In those forms of robbery which are prohibited by law, force and artifice are employed alone and undisguised; in the authorized forms, they conceal themselves within a useful product, which they use as a tool to plunder their victim.

The direct use of violence and stratagem was early and universally condemned; but no nation has yet got rid of that kind of robbery which acts through talent, labor, and possession, and which is the source of all the dilemmas of casuistry and the innumerable contradictions of jurisprudence.

The right of force and the right of artifice—glorified by the rhapsodists in the poems of the “Iliad” and the “Odyssey”—inspired the legislation of the Greeks and Romans, from which they passed into our morals and codes.
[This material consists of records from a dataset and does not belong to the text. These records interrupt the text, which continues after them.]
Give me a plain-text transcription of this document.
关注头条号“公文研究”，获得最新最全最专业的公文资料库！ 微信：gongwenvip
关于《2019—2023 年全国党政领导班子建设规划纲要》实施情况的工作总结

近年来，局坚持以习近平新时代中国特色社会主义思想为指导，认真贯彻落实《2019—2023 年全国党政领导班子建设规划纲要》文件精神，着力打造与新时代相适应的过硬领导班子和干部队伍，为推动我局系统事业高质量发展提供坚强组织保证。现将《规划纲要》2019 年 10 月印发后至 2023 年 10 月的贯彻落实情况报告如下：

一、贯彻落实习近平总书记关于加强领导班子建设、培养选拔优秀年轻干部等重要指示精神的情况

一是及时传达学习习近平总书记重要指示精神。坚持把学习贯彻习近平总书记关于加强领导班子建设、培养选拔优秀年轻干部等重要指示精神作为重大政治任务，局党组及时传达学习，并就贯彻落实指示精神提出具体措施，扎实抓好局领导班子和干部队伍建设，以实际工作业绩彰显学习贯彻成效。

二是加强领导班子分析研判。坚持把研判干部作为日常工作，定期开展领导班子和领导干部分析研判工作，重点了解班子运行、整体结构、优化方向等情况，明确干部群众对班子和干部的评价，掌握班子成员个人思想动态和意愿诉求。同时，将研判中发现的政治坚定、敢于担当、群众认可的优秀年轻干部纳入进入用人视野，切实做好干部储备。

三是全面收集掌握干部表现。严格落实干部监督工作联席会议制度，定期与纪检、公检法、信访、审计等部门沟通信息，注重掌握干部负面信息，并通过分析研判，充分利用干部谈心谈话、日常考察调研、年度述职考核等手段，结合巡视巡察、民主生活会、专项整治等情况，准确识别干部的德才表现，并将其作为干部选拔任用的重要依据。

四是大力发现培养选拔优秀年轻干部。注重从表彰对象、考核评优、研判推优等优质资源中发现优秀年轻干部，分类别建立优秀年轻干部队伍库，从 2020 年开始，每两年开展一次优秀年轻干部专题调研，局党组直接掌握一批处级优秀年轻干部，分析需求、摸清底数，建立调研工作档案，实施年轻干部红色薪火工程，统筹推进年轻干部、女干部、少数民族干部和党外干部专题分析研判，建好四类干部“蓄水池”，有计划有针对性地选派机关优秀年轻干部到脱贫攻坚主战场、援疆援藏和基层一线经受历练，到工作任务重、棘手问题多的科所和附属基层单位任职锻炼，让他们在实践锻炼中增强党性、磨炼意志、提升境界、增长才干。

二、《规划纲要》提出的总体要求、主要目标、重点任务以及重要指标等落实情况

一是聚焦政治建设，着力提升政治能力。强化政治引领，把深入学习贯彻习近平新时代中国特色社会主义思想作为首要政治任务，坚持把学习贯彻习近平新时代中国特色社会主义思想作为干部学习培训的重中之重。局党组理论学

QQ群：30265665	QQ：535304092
Christianity has not changed at all. The Gospel should not be blamed, because the priests, as stupid as the legists, have been unable either to expound or to understand it. The ignorance of councils and popes upon all questions of morality is equal to that of the market-place and the money-changers; and it is this utter ignorance of right, justice, and society, which is killing the Church, and discrediting its teachings for ever. The infidelity of the Roman church and other Christian churches is flagrant; all have disregarded the precept of Jesus; all have erred in moral and doctrinal points; all are guilty of teaching false and absurd dogmas, which lead straight to wickedness and murder. Let it ask pardon of God and men,—this church which called itself infallible, and which has grown so corrupt in morals; let its reformed sisters humble themselves,… and the people, undeceived, but still religious and merciful, will begin to think.[1]

  1. “I preach the Gospel, I live by the Gospel,” said the Apostle; meaning thereby that he lived by his labor. The Catholic clergy prefer to live by property.